Hey guys, I haven't posted anything for a while so I thought I'd share a few I just got finished.

The first one is a perch jerkbait with a twister tail. I don't have the tail on it in the pic but you can see the attachment at the rear. The scales came out a little heavy on it but they only really show when looking straight at it like in the pic. Other than that I'm pretty happy with it.

The second one is a 5" firetiger jerkbait

Third one is a 6" rainbow trout crankbait, kinda the shape of a tuffshad

The last one is my own pattern. It's a 5" crankbait with a short lip to help keep it up above the weeds shortline trolling. It has a fl. Yellow belly then the top half is dark green with metallic copper scales, back, and head. The colors really show nice in the water, I'm doing a jerkbait in the same color next. I have 2 more of the cranks in primer but not sure what color to paint them. I cut round lips for them just to see the difference. I'm hoping to get the boat out this weekend so I can see how they troll.

Thanks for looking.


----------



## triton175 (Feb 21, 2006)

I like the scales on the first one as well as the subtle stripes. Good job. Let us know how that last one with the short lip runs.

Brian


----------



## whittler (Feb 10, 2008)

Wow, I like them all but the firetiger is just a pure knockout. Great work.


----------



## fugarwi7 (Sep 20, 2006)

Man you got it going on now...I really like the color scheme on the first one...very nice!


----------



## jerkin (Apr 3, 2008)

Thanks for the compliments guys, I really appreciate it. Now if gas would drop about $2 a gallon maybe I could afford to fish them! One thing I forgot to add was this was my first time working with cherry and poplar. My family owns a 20 acre lot out here in W. PA. and my uncle cut down a few trees and had a guy with a portable lumber mill come in and cut them for him a few years ago. He came over a few weeks ago and gave me about 20'x4"x3/4" of poplar and about 10'x6"x3/4" of cherry.

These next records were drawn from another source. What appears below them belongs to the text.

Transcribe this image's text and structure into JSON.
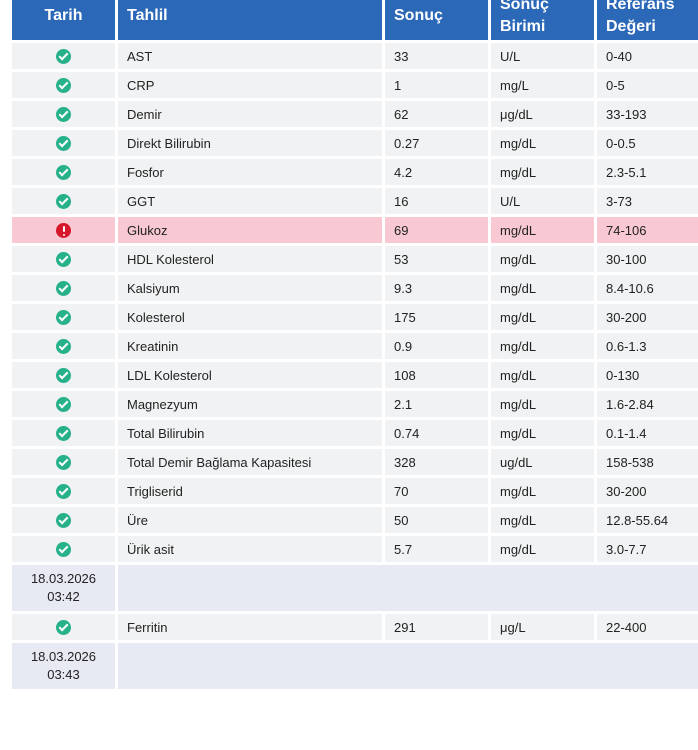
{
  "headers": {
    "date": "Tarih",
    "test": "Tahlil",
    "result": "Sonuç",
    "unit_line1": "Sonuç",
    "unit_line2": "Birimi",
    "ref_line1": "Referans",
    "ref_line2": "Değeri"
  },
  "rows": [
    {
      "status": "check-circle-icon",
      "test": "AST",
      "result": "33",
      "unit": "U/L",
      "ref": "0-40"
    },
    {
      "status": "check-circle-icon",
      "test": "CRP",
      "result": "1",
      "unit": "mg/L",
      "ref": "0-5"
    },
    {
      "status": "check-circle-icon",
      "test": "Demir",
      "result": "62",
      "unit": "μg/dL",
      "ref": "33-193"
    },
    {
      "status": "check-circle-icon",
      "test": "Direkt Bilirubin",
      "result": "0.27",
      "unit": "mg/dL",
      "ref": "0-0.5"
    },
    {
      "status": "check-circle-icon",
      "test": "Fosfor",
      "result": "4.2",
      "unit": "mg/dL",
      "ref": "2.3-5.1"
    },
    {
      "status": "check-circle-icon",
      "test": "GGT",
      "result": "16",
      "unit": "U/L",
      "ref": "3-73"
    },
    {
      "status": "alert-circle-icon",
      "test": "Glukoz",
      "result": "69",
      "unit": "mg/dL",
      "ref": "74-106"
    },
    {
      "status": "check-circle-icon",
      "test": "HDL Kolesterol",
      "result": "53",
      "unit": "mg/dL",
      "ref": "30-100"
    },
    {
      "status": "check-circle-icon",
      "test": "Kalsiyum",
      "result": "9.3",
      "unit": "mg/dL",
      "ref": "8.4-10.6"
    },
    {
      "status": "check-circle-icon",
      "test": "Kolesterol",
      "result": "175",
      "unit": "mg/dL",
      "ref": "30-200"
    },
    {
      "status": "check-circle-icon",
      "test": "Kreatinin",
      "result": "0.9",
      "unit": "mg/dL",
      "ref": "0.6-1.3"
    },
    {
      "status": "check-circle-icon",
      "test": "LDL Kolesterol",
      "result": "108",
      "unit": "mg/dL",
      "ref": "0-130"
    },
    {
      "status": "check-circle-icon",
      "test": "Magnezyum",
      "result": "2.1",
      "unit": "mg/dL",
      "ref": "1.6-2.84"
    },
    {
      "status": "check-circle-icon",
      "test": "Total Bilirubin",
      "result": "0.74",
      "unit": "mg/dL",
      "ref": "0.1-1.4"
    },
    {
      "status": "check-circle-icon",
      "test": "Total Demir Bağlama Kapasitesi",
      "result": "328",
      "unit": "ug/dL",
      "ref": "158-538"
    },
    {
      "status": "check-circle-icon",
      "test": "Trigliserid",
      "result": "70",
      "unit": "mg/dL",
      "ref": "30-200"
    },
    {
      "status": "check-circle-icon",
      "test": "Üre",
      "result": "50",
      "unit": "mg/dL",
      "ref": "12.8-55.64"
    },
    {
      "status": "check-circle-icon",
      "test": "Ürik asit",
      "result": "5.7",
      "unit": "mg/dL",
      "ref": "3.0-7.7"
    }
  ],
  "group2": {
    "date": "18.03.2026",
    "time": "03:42",
    "row": {
      "status": "check-circle-icon",
      "test": "Ferritin",
      "result": "291",
      "unit": "μg/L",
      "ref": "22-400"
    }
  },
  "group3": {
    "date": "18.03.2026",
    "time": "03:43"
  },
  "colors": {
    "header": "#2b68b8",
    "row": "#f1f2f3",
    "abnormal_row": "#f8c9d3",
    "date_row": "#e7eaf2",
    "ok_icon": "#26b18a",
    "alert_icon": "#d7182a"
  }
}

It was a pain to have to figure out the weight placement again for everything with the new wood but overall I'm pretty happy with it. The cherry is nice and heavy like the maple I was using for my jerkbaits and the poplar seems to work well with the cranks. For some reason I was getting a smoother finish with the cedar but I'll just have to etex everything before paint from now on.


----------



## TIGGER (Jan 17, 2006)

Very very nice my friend! I love all those color patterns! I think that top one is pretty neat!

JOhn


----------



## vc1111 (Apr 13, 2004)

The firetiger get my vote for favorite. It will be bashed. There will be violence.


----------